Eine Entscheidung, die sie fast das Leben kostet.





Manchmal kommt es anders



„Hermines Haken landet bestimmt beim ‚Amt für die Neuzuteilung von Hauselfen‘.“ Ron kicherte. „Sie wird unzählige Socken verschenken.“ Bisher hatte sich Harry ein Lachen verkniffen – jetzt schnaufte er. Hermine schaute böse zu den beiden hinüber, spürte dann einen Stoß an ihrem Ellenbogen.
Es war Ginny. „Lass dir nicht das Tagespraktikum vermiesen. Dreimal darfst du raten, was sie angekreuzt haben: Aurorenbüro.“ Hermine lächelte. „Die sind genauso durchschaubar wie du.“

Der letzte Satz traf Hermine wie ein Petrificus Totalus. Die Erkenntnis darüber, wie ihre Freunde sie einschätzten, war eine schmerzliche Erfahrung. Durchschaubar zu sein bedeutete, man war langweilig.

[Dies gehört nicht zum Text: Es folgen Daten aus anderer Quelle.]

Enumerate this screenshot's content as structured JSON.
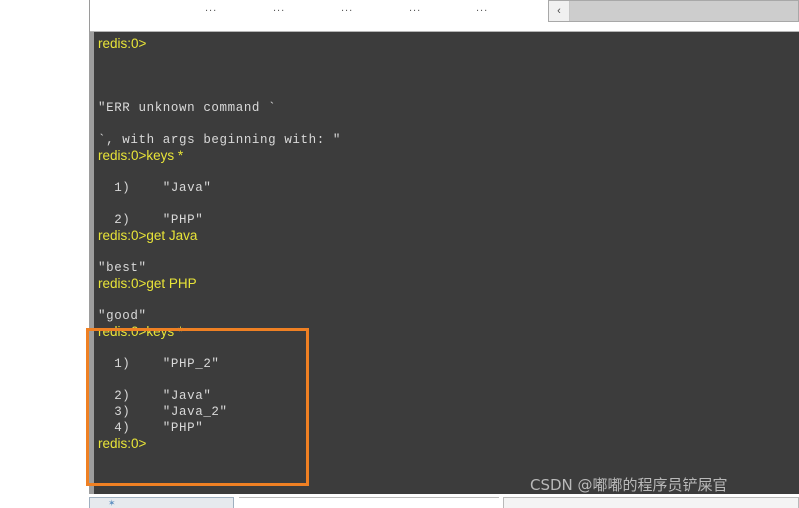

Abends las sie das Informationsblatt zur Berufswahl. Hermine war sich nicht über ihre Zukunft im Klaren. Sie könnte auch einen Dartpfeil auf das Blatt werfen. Ihr Haken war dort gesetzt, wo Ginny es prophezeit hatte. Alles in Hermine sträubte sich dagegen, berechenbar zu sein. Magisch entfernte sie das Kreuz. Sie wollte nicht langweilig sein.

„Bibliothekar“, murmelte sie geistesabwesend, während sie sich als Karikatur von Madam Pince mit strengem Dutt und Brille sah. Besenmacher, Schneider, Heiler. Nichts von alledem untermauerte ihren Wunsch, ein einziges Mal aus ihrem Leben auszubrechen und etwas Ungewöhnliches zu unternehmen.

Ein weiterer Beruf stach ihr ins Auge. Es könnte Spaß machen. Und gefährlich werden. Hermine fasste einen Entschluss. Dieses eine Mal würde sie über sich selbst hinauszuwachsen.

Nach zwei Wochen verteilte Dumbledore Briefe an die Schüler, doch drei bekamen keinen. Darunter war Hermine.

„Wie ihr seht“, begann Dumbledore, „fehlen noch einige. Die Bestätigungen sollten morgen eintreffen.“
„Das war klar.“ Ron nickte zu Draco hinüber. „Banker! Seine erste Frage an einen Kreditantragsteller ist bestimmt, ob er denn auch reinblütig ist. Typisch Malfoy. Immer dort zu finden, wo Geld und Macht beieinanderliegen.“
„Was hast du erwartet?“, fragte Harry. „Der Apfel fällt nicht weit vom Stamm.“

Am nächsten Morgen verkündete Dumbledore, dass die letzten Schüler ihre Praktikumsörtlichkeiten erfahren würden.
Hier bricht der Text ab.